Opening multi-dim arrays in RDataFrame as flattened 1-dim array using pyROOT

Hi ROOT forum,
I am trying to update my code to use RDataFrames for the first time and am struggling to access a certain branch containing multi-dimensional arrays in my tree. I am able to access it the “standard” way in an event loop, and I am aware of other posts and the open ticket (ROOT-9509) where it is pointed out that multi-dimensional branches are currently not supported with RDataFrames, but need to be flattened to 1-dim branches. This workaround is fine for me, I just couldn’t figure out how to do this based on the answers provided in other posts, nor could I find an example of how to implement this for RDataFrames (rather than for a TTreeReader) and in python (rather than c++). I’m very sorry about my limited coding knowledge in case this should be straightforward to see. Here’s a minimal example that first shows how I access the branch without and then with RDataFrame:

#!/usr/bin/python3

import ROOT 

def normal_attempt(infile):
    print('\nFirst 3 events in event-loop approach:\n')
    data = ROOT.TFile.Open(infile,'read')
    tree = data.Get('default')
    for evt in range(0,3): 
        tree.GetEntry(evt)
        print(f'evt: {evt}, acl: {[tree.accum_level[s] for s in range(21)]}')

def rdf_attempt(infile):
    print('\nAttempt to access branches via rdf:\n')
    d = ROOT.RDataFrame('default',infile)
    entries1 = d.Filter('true_reaccode == 1').Count()
    print(f'{entries1.GetValue()} signal events') # for reference, this still works
    entries2 = d.Filter('accum_level>1').Count()
    print(f'{entries2.GetValue()} entries passed first 2 cuts')

if __name__ == '__main__':
    infile='test.root'
    normal_attempt(infile)
    rdf_attempt(infile)

I get the branch entries printed using the original attempt, and get the same error as seen in other posts when using the RDataFrame attempt:

First 3 events in event-loop approach:

evt: 0, acl: [2, 2, 2, 2, 2, 2, 2, 2, 2, 2, 3, 3, 3, 3, 3, 2, 2, 2, 3, 3, 3]
evt: 1, acl: [2, 2, 2, 2, 2, 2, 2, 2, 2, 2, 3, 3, 3, 3, 3, 2, 2, 2, 3, 3, 3]
evt: 2, acl: [2, 2, 2, 2, 2, 2, 2, 2, 2, 2, 3, 3, 3, 3, 3, 2, 2, 2, 3, 3, 3]

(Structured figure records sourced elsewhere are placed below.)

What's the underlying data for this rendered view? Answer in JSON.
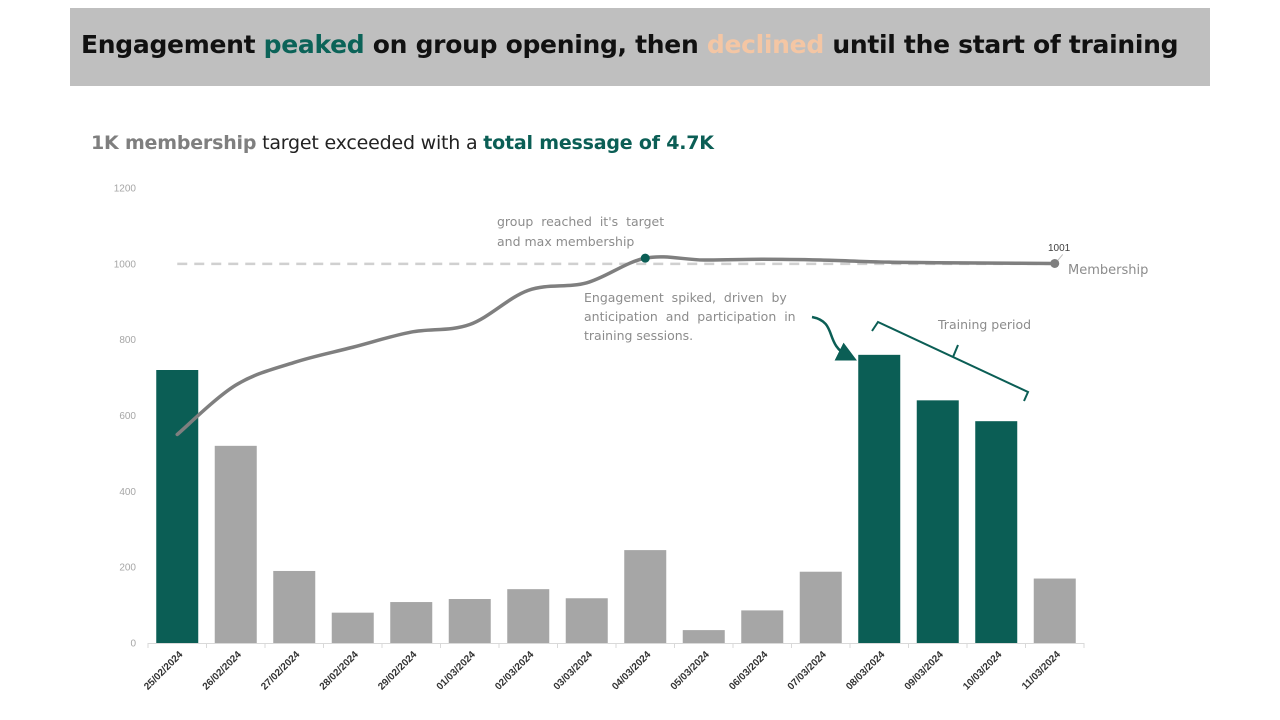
{
  "title": {
    "part1": "Engagement ",
    "peaked": "peaked",
    "part2": " on group opening, then ",
    "declined": "declined",
    "part3": " until the start of training"
  },
  "subtitle": {
    "part1": "1K membership",
    "part2": " target exceeded with a ",
    "part3": "total message of 4.7K"
  },
  "colors": {
    "banner": "#bfbfbf",
    "peaked": "#0b6358",
    "declined": "#f4c6a4",
    "highlight_bar": "#0b5e55",
    "normal_bar": "#a6a6a6",
    "membership_line": "#7f7f7f",
    "subtitle_grey": "#7f7f7f",
    "subtitle_green": "#0b5e55"
  },
  "chart_data": {
    "type": "bar",
    "categories": [
      "25/02/2024",
      "26/02/2024",
      "27/02/2024",
      "28/02/2024",
      "29/02/2024",
      "01/03/2024",
      "02/03/2024",
      "03/03/2024",
      "04/03/2024",
      "05/03/2024",
      "06/03/2024",
      "07/03/2024",
      "08/03/2024",
      "09/03/2024",
      "10/03/2024",
      "11/03/2024"
    ],
    "series": [
      {
        "values": [
          720,
          520,
          190,
          80,
          108,
          116,
          142,
          118,
          245,
          34,
          86,
          188,
          760,
          640,
          585,
          170
        ],
        "highlight": [
          true,
          false,
          false,
          false,
          false,
          false,
          false,
          false,
          false,
          false,
          false,
          false,
          true,
          true,
          true,
          false
        ]
      },
      {
        "name": "Membership",
        "type": "line",
        "values": [
          550,
          680,
          740,
          780,
          820,
          840,
          930,
          950,
          1015,
          1010,
          1012,
          1010,
          1005,
          1003,
          1002,
          1001
        ]
      }
    ],
    "target": 1000,
    "ylim": [
      0,
      1200
    ],
    "yticks": [
      "0",
      "200",
      "400",
      "600",
      "800",
      "1000",
      "1200"
    ],
    "end_label": "1001",
    "annotations": {
      "target": [
        "group  reached  it's  target",
        "and max membership"
      ],
      "spike": [
        "Engagement  spiked,  driven  by",
        "anticipation  and  participation  in",
        "training sessions."
      ],
      "training": "Training period"
    },
    "grid": false
  }
}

Attempt to access branches via rdf:

26233 signal events
Traceback (most recent call last):
  File "/Users/Katharina/src/t2k/ultimate_plotting/minimal_rdf_issue.py", line 26, in <module>
    rdf_attempt(infile)
  File "/Users/Katharina/src/t2k/ultimate_plotting/minimal_rdf_issue.py", line 20, in rdf_attempt
    entries2 = d.Filter('accum_level>1').Count()
cppyy.gbl.std.runtime_error: Template method resolution failed:
  ROOT::RDF::RInterface<ROOT::Detail::RDF::RJittedFilter,void> ROOT::RDF::RInterface<ROOT::Detail::RDF::RLoopManager,void>::Filter(basic_string_view<char,char_traits<char> > expression, basic_string_view<char,char_traits<char> > name = "") =>
    runtime_error: TTree leaf accum_level.accum_level has both a leaf count and a static length. This is not supported.

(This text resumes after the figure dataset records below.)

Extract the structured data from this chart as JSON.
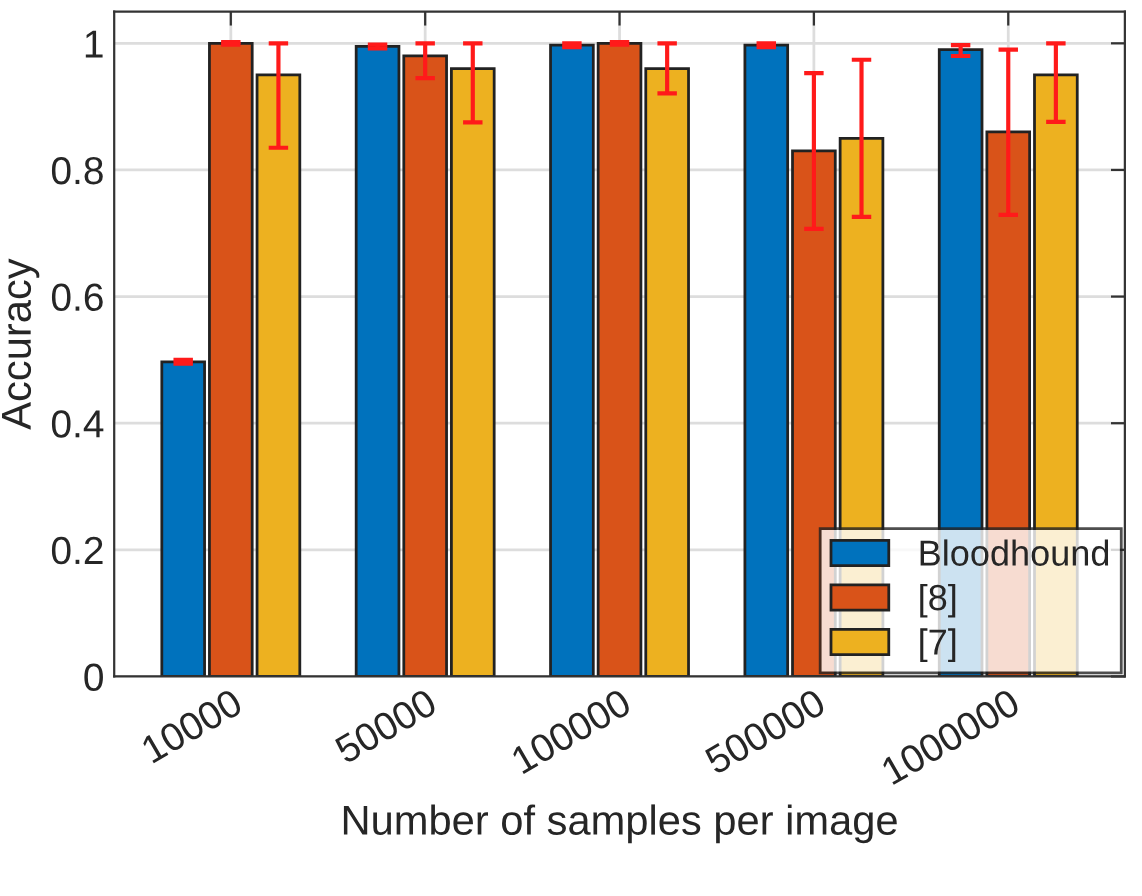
{
  "chart_data": {
    "type": "bar",
    "xlabel": "Number of samples per image",
    "ylabel": "Accuracy",
    "categories": [
      "10000",
      "50000",
      "100000",
      "500000",
      "1000000"
    ],
    "series": [
      {
        "name": "Bloodhound",
        "color": "#0072bd",
        "values": [
          0.497,
          0.995,
          0.997,
          0.997,
          0.99
        ],
        "errors": [
          0.003,
          0.003,
          0.003,
          0.003,
          [
            0.98,
            0.997
          ]
        ]
      },
      {
        "name": "[8]",
        "color": "#d95319",
        "values": [
          1.0,
          0.98,
          1.0,
          0.83,
          0.86
        ],
        "errors": [
          0.002,
          [
            0.945,
            1.0
          ],
          0.002,
          [
            0.707,
            0.953
          ],
          [
            0.729,
            0.99
          ]
        ]
      },
      {
        "name": "[7]",
        "color": "#edb120",
        "values": [
          0.95,
          0.96,
          0.96,
          0.85,
          0.95
        ],
        "errors": [
          [
            0.835,
            1.0
          ],
          [
            0.875,
            1.0
          ],
          [
            0.921,
            1.0
          ],
          [
            0.726,
            0.974
          ],
          [
            0.876,
            1.0
          ]
        ]
      }
    ],
    "ylim": [
      0,
      1.05
    ],
    "yticks": [
      0,
      0.2,
      0.4,
      0.6,
      0.8,
      1
    ],
    "grid": true,
    "legend": "bottom right"
  }
}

I would be very grateful if you could explain how to correctly open my accum_level branch by indicating for it to be opened as flattened 1-dim array, for the case of using RDataFrames with pyROOT. Thanks a lot in advance!

P.S.: sorry for not providing links to the existing related posts, the ticket, and my input file - the ROOT forum does not allow new users to add links to posts. Maybe I can try to provide them in a reply to this post(?).

ROOT Version: 6.26/06
Platform: MacOS 11.7.10, intel silicon

existing post: Flatten multi-dimensional array in rDataframe - #9 by SiewYan
the ticket: https://its.cern.ch/jira/browse/ROOT-9509
my example input file: CERNBox

Hello,

Thanks for the interesting post and welcome to the ROOT community!

Apologies for being perhaps thick here, but could the post you link from 2022 unblock you?

Best,
D

Thank you for your fast reply! Here’s what I tried so far following following what the poster from 2022 did:

d = d.Define('accum_level_flat', 'accum_level[21]')
d = d.Define('accum_level_flat', 'accum_level[0][21]')
d = d.Define('accum_level_flat', 'accum_level[accum_level+21]')
d = d.Define('accum_level_flat', 'accum_level[][]')
d = d.Define('accum_level_flat', 'accum_level[]')

All of those versions still got the same error with unsupported leaf count and static length… It might really just be me not being able to get one detail in the syntax right?